Un des drames de l’affaire Gaillot est l’image de l’Eglise qui a été donnée : une Eglise autoritaire, intolérante, arrogante, moralisante, loin des problèmes des gens, tardive à reconnaître ses erreurs. On a redouté une hémorragie dans les communautés, un découragement des permanents laïcs. En tout cas, l’événement a confirmé les anticléricaux dans leur jugement définitif sur l’Eglise…

 

Une façon de résumer tous les problèmes de fond est de poser la question : ne sommes-nous pas en train de tourner le dos à Vatican II ? Ou plus positivement de conclure avec l’analyste sollicité pour le courrier : « Une nouvelle figure du monde catholique semble se chercher au sein d’une nouvelle figure de l’histoire ».

 

3. Les convictions qui m’ont guidé

 

1. Se désimpliquer personnellement.
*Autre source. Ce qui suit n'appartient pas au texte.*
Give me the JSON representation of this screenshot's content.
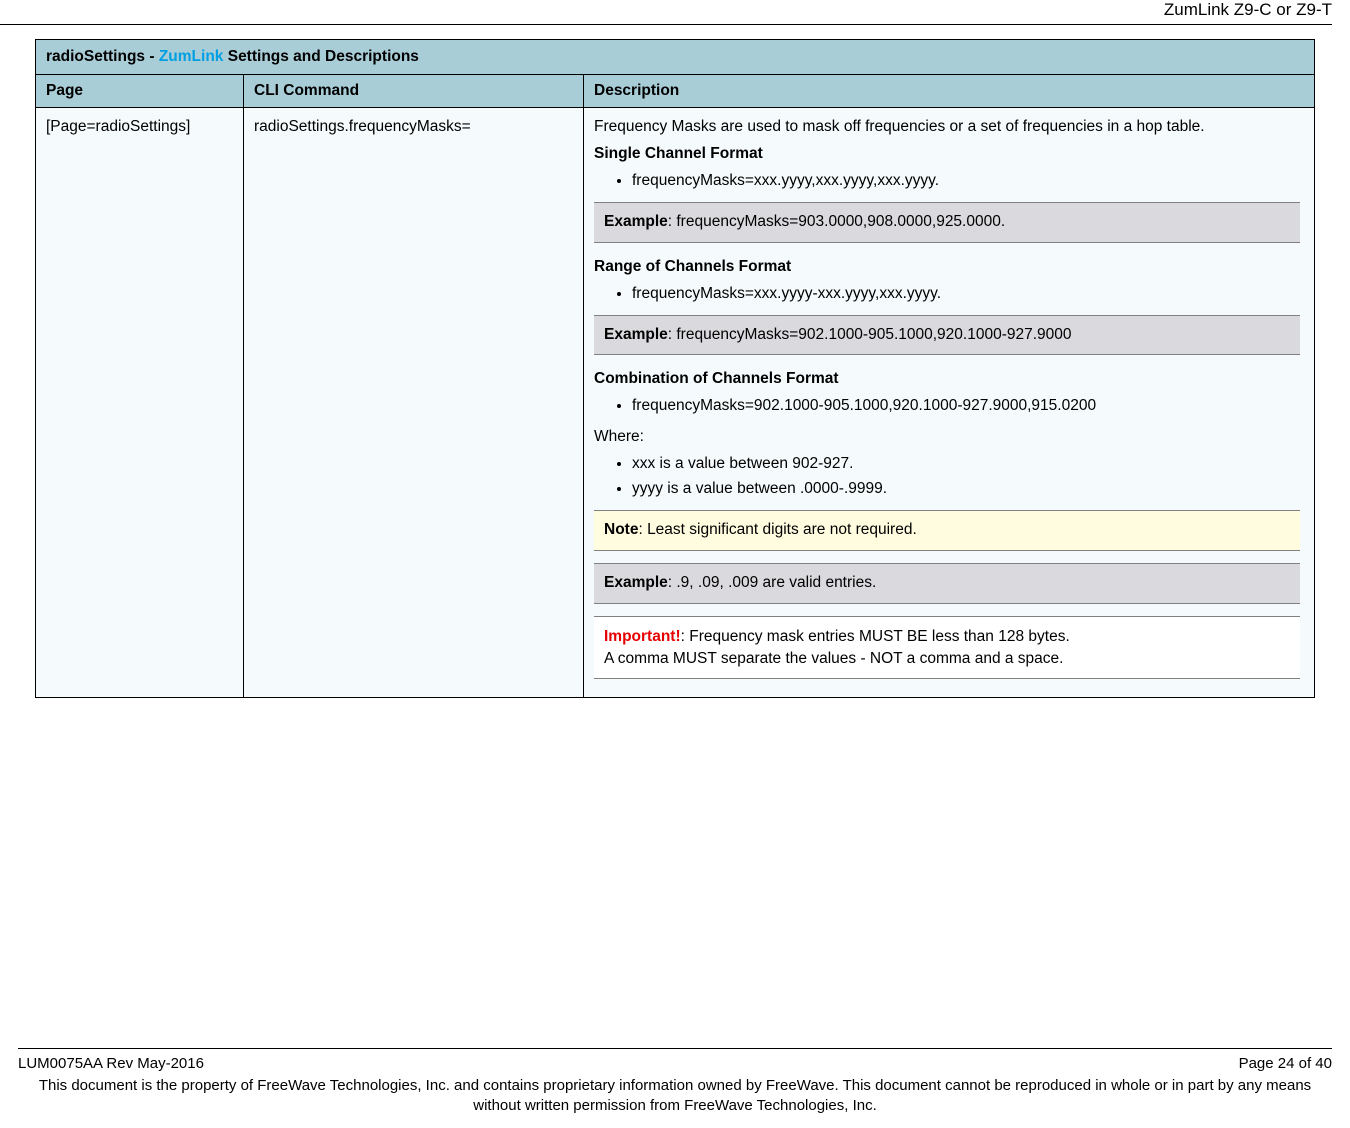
{
  "header": {
    "product": "ZumLink Z9-C or Z9-T"
  },
  "table": {
    "title_prefix": "radioSettings - ",
    "title_brand": "ZumLink",
    "title_suffix": " Settings and Descriptions",
    "columns": {
      "page": "Page",
      "cli": "CLI Command",
      "desc": "Description"
    },
    "row": {
      "page": "[Page=radioSettings]",
      "cli": "radioSettings.frequencyMasks=",
      "desc": {
        "intro": "Frequency Masks are used to mask off frequencies or a set of frequencies in a hop table.",
        "single_h": "Single Channel Format",
        "single_li": "frequencyMasks=xxx.yyyy,xxx.yyyy,xxx.yyyy.",
        "ex1_lbl": "Example",
        "ex1_txt": ": frequencyMasks=903.0000,908.0000,925.0000.",
        "range_h": "Range of Channels Format",
        "range_li": "frequencyMasks=xxx.yyyy-xxx.yyyy,xxx.yyyy.",
        "ex2_lbl": "Example",
        "ex2_txt": ": frequencyMasks=902.1000-905.1000,920.1000-927.9000",
        "combo_h": "Combination of Channels Format",
        "combo_li": "frequencyMasks=902.1000-905.1000,920.1000-927.9000,915.0200",
        "where": "Where:",
        "where_li1": "xxx is a value between 902-927.",
        "where_li2": "yyyy is a value between .0000-.9999.",
        "note_lbl": "Note",
        "note_txt": ": Least significant digits are not required.",
        "ex3_lbl": "Example",
        "ex3_txt": ": .9, .09, .009 are valid entries.",
        "imp_lbl": "Important!",
        "imp_txt1": ": Frequency mask entries MUST BE less than 128 bytes.",
        "imp_txt2": "A comma MUST separate the values - NOT a comma and a space."
      }
    }
  },
  "footer": {
    "rev": "LUM0075AA Rev May-2016",
    "page": "Page 24 of 40",
    "legal": "This document is the property of FreeWave Technologies, Inc. and contains proprietary information owned by FreeWave. This document cannot be reproduced in whole or in part by any means without written permission from FreeWave Technologies, Inc."
  }
}
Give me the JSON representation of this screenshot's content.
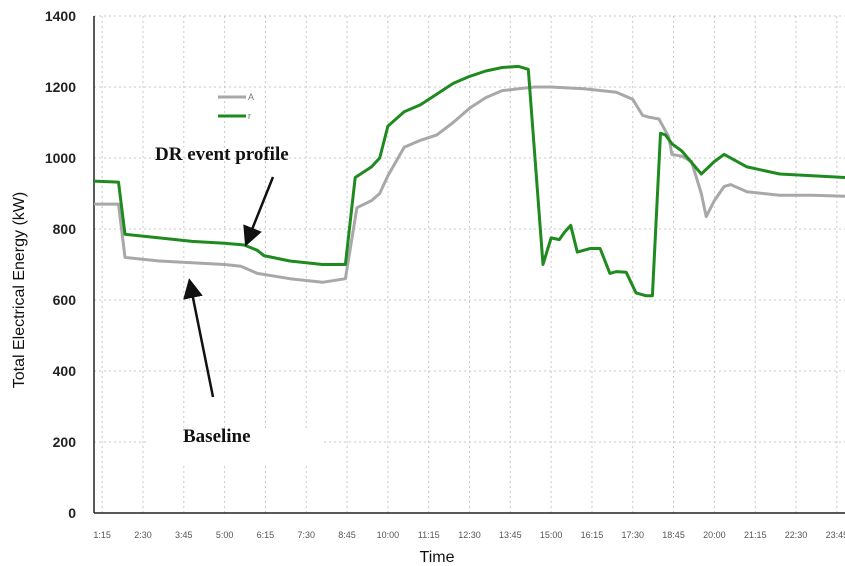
{
  "chart_data": {
    "type": "line",
    "title": "",
    "xlabel": "Time",
    "ylabel": "Total Electrical Energy (kW)",
    "ylim": [
      0,
      1400
    ],
    "xlim": [
      1.0,
      24.0
    ],
    "yticks": [
      0,
      200,
      400,
      600,
      800,
      1000,
      1200,
      1400
    ],
    "xticks": [
      {
        "v": 1.25,
        "label": "1:15"
      },
      {
        "v": 2.5,
        "label": "2:30"
      },
      {
        "v": 3.75,
        "label": "3:45"
      },
      {
        "v": 5.0,
        "label": "5:00"
      },
      {
        "v": 6.25,
        "label": "6:15"
      },
      {
        "v": 7.5,
        "label": "7:30"
      },
      {
        "v": 8.75,
        "label": "8:45"
      },
      {
        "v": 10.0,
        "label": "10:00"
      },
      {
        "v": 11.25,
        "label": "11:15"
      },
      {
        "v": 12.5,
        "label": "12:30"
      },
      {
        "v": 13.75,
        "label": "13:45"
      },
      {
        "v": 15.0,
        "label": "15:00"
      },
      {
        "v": 16.25,
        "label": "16:15"
      },
      {
        "v": 17.5,
        "label": "17:30"
      },
      {
        "v": 18.75,
        "label": "18:45"
      },
      {
        "v": 20.0,
        "label": "20:00"
      },
      {
        "v": 21.25,
        "label": "21:15"
      },
      {
        "v": 22.5,
        "label": "22:30"
      },
      {
        "v": 23.75,
        "label": "23:45"
      }
    ],
    "grid": true,
    "legend": {
      "position": "upper-left",
      "entries": [
        "A",
        "r"
      ]
    },
    "series": [
      {
        "name": "A",
        "color": "#a8a8a8",
        "points": [
          [
            1.0,
            870
          ],
          [
            1.75,
            870
          ],
          [
            1.95,
            720
          ],
          [
            3.0,
            710
          ],
          [
            4.0,
            705
          ],
          [
            5.0,
            700
          ],
          [
            5.5,
            695
          ],
          [
            6.0,
            675
          ],
          [
            7.0,
            660
          ],
          [
            8.0,
            650
          ],
          [
            8.7,
            660
          ],
          [
            9.05,
            860
          ],
          [
            9.5,
            880
          ],
          [
            9.75,
            900
          ],
          [
            10.0,
            950
          ],
          [
            10.5,
            1030
          ],
          [
            11.0,
            1050
          ],
          [
            11.5,
            1065
          ],
          [
            12.0,
            1100
          ],
          [
            12.5,
            1140
          ],
          [
            13.0,
            1170
          ],
          [
            13.5,
            1190
          ],
          [
            14.0,
            1195
          ],
          [
            14.5,
            1200
          ],
          [
            15.0,
            1200
          ],
          [
            16.0,
            1195
          ],
          [
            17.0,
            1185
          ],
          [
            17.5,
            1165
          ],
          [
            17.8,
            1120
          ],
          [
            18.0,
            1115
          ],
          [
            18.3,
            1110
          ],
          [
            18.6,
            1060
          ],
          [
            18.7,
            1010
          ],
          [
            19.0,
            1005
          ],
          [
            19.3,
            990
          ],
          [
            19.6,
            900
          ],
          [
            19.75,
            835
          ],
          [
            20.0,
            880
          ],
          [
            20.3,
            920
          ],
          [
            20.5,
            925
          ],
          [
            21.0,
            905
          ],
          [
            22.0,
            895
          ],
          [
            23.0,
            895
          ],
          [
            24.0,
            892
          ]
        ]
      },
      {
        "name": "r",
        "color": "#1f8a1f",
        "points": [
          [
            1.0,
            935
          ],
          [
            1.75,
            932
          ],
          [
            1.95,
            785
          ],
          [
            3.0,
            775
          ],
          [
            4.0,
            765
          ],
          [
            5.0,
            760
          ],
          [
            5.6,
            755
          ],
          [
            6.0,
            740
          ],
          [
            6.2,
            725
          ],
          [
            7.0,
            710
          ],
          [
            8.0,
            700
          ],
          [
            8.7,
            700
          ],
          [
            9.0,
            945
          ],
          [
            9.5,
            975
          ],
          [
            9.75,
            1000
          ],
          [
            10.0,
            1090
          ],
          [
            10.5,
            1130
          ],
          [
            11.0,
            1150
          ],
          [
            11.5,
            1180
          ],
          [
            12.0,
            1210
          ],
          [
            12.5,
            1230
          ],
          [
            13.0,
            1245
          ],
          [
            13.5,
            1255
          ],
          [
            14.0,
            1258
          ],
          [
            14.3,
            1250
          ],
          [
            14.75,
            700
          ],
          [
            15.0,
            775
          ],
          [
            15.25,
            770
          ],
          [
            15.4,
            790
          ],
          [
            15.6,
            810
          ],
          [
            15.8,
            735
          ],
          [
            16.2,
            745
          ],
          [
            16.5,
            745
          ],
          [
            16.8,
            675
          ],
          [
            17.0,
            680
          ],
          [
            17.3,
            678
          ],
          [
            17.6,
            620
          ],
          [
            17.9,
            612
          ],
          [
            18.1,
            612
          ],
          [
            18.35,
            1070
          ],
          [
            18.5,
            1065
          ],
          [
            18.7,
            1040
          ],
          [
            19.0,
            1020
          ],
          [
            19.6,
            955
          ],
          [
            20.0,
            990
          ],
          [
            20.3,
            1010
          ],
          [
            20.6,
            995
          ],
          [
            21.0,
            975
          ],
          [
            22.0,
            955
          ],
          [
            23.0,
            950
          ],
          [
            24.0,
            945
          ]
        ]
      }
    ],
    "annotations": [
      {
        "text": "DR event profile"
      },
      {
        "text": "Baseline"
      }
    ]
  }
}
Maîtriser ses émotions. Garder son sang-froid. Ne pas mettre en avant sa sensibilité personnelle. Prendre de la distance ou de l’altitude. C’est un travail nécessaire sur soi.

 

2. Adopter un point de vue constructif au niveau éditorial. Faire la part des choses et essayer d’en tirer le meilleur possible. Il s’agit d’édifier, même si l’on a l’impression d’une situation mortifère. Chercher à rebondir en se portant au-delà des points de fixation. Ce n’est pas à nous de mettre de l’huile sur le feu, à durcir les conflits, à prendre la tête d’un mouvement de révolte. Tout en accomplissant son devoir d’information.

 

3. Refuser de se prendre pour un Magistère de remplacement ou une simple courroie de transmission du Magistère existant. Nous avons d’abord une responsabilité d’information. Donner la parole à tous les points de vue. Que le lecteur ait entre les mains les éléments du dossier, même si le journal est en droit de lui proposer une ligne de réflexion. Que le lecteur n’ait pas l’impression d’être manipulé. Eclairé, mais pas manipulé.

 

4. Arbitrer entre la liberté du journaliste et la fidélité à l’Eglise en recherchant la vérité supérieure. « Quand deux vérités opposent, c’est qu’elles en cachent une troisième plus profonde qui unit » (Lacordaire). « Dieu n’a pas besoin de nos mensonges » (Léon XIII). Ne pas avoir peur d’aborder les questions de fond en donnant la parole à des gens compétents. Ne pas parler de courage là où il s’agit seulement de service de la vérité, d’une vérité fraternelle et non par orgueilleuse.

 

5. Faire jouer le travail en équipe, le « contrôle mutuel », la vérification réciproque à l’intérieur du média.

 

6. Avoir foi au sensus fidelium, au flair spirituel des croyants, à la santé du peuple de Dieu, aux bienfaits du dialogue. Personnellement, je préfère parler de sensus fidelium plutôt que d’opinion publique. Je fais l’expérience de ce sensus notamment à travers le courrier.

 

7. Etre attentif à ce que pensent les chrétiens non catholiques, à leur façon de voir les choses, à leur expérience ecclésiale. Les autres Eglises ont d’autres fonctionnements, d’autres types de régulation des conflits qui peuvent être stimulants pour nous. A l’heure où l’Eglise catholique veut se rapprocher des orthodoxes, il est important d’entendre ceux-ci nous dire : nous n’accepterons jamais le fonctionnement ecclésial révélé par l’affaire Gaillot.

 

8. Tout cela suppose ce que j’appellerai une imprégnation ecclésiale, une bonne connaissance des acteurs ecclésiaux et de la Tradition ecclésiale. Ainsi j’avais eu la chance de manger avec Mgr Gaillot trois mois avant les événements. En termes profanes, cela s’appelle la compétence.

 

Conclusion

 

Deux remarques pour conclure :

 

1) Il me semble important que l’Eglise catholique se donne une déontologie du dialogue, une charte de la démarche à suivre, comme le voit dans Matthieu 18, v. 15-18. Vous me direz : « Nous avons déjà le Droit canonique et cela suffit ! » Je ne crois pas que le Droit canonique permette de résoudre les nouveaux conflits, car il ne donne pas suffisamment de recours à l’accusé.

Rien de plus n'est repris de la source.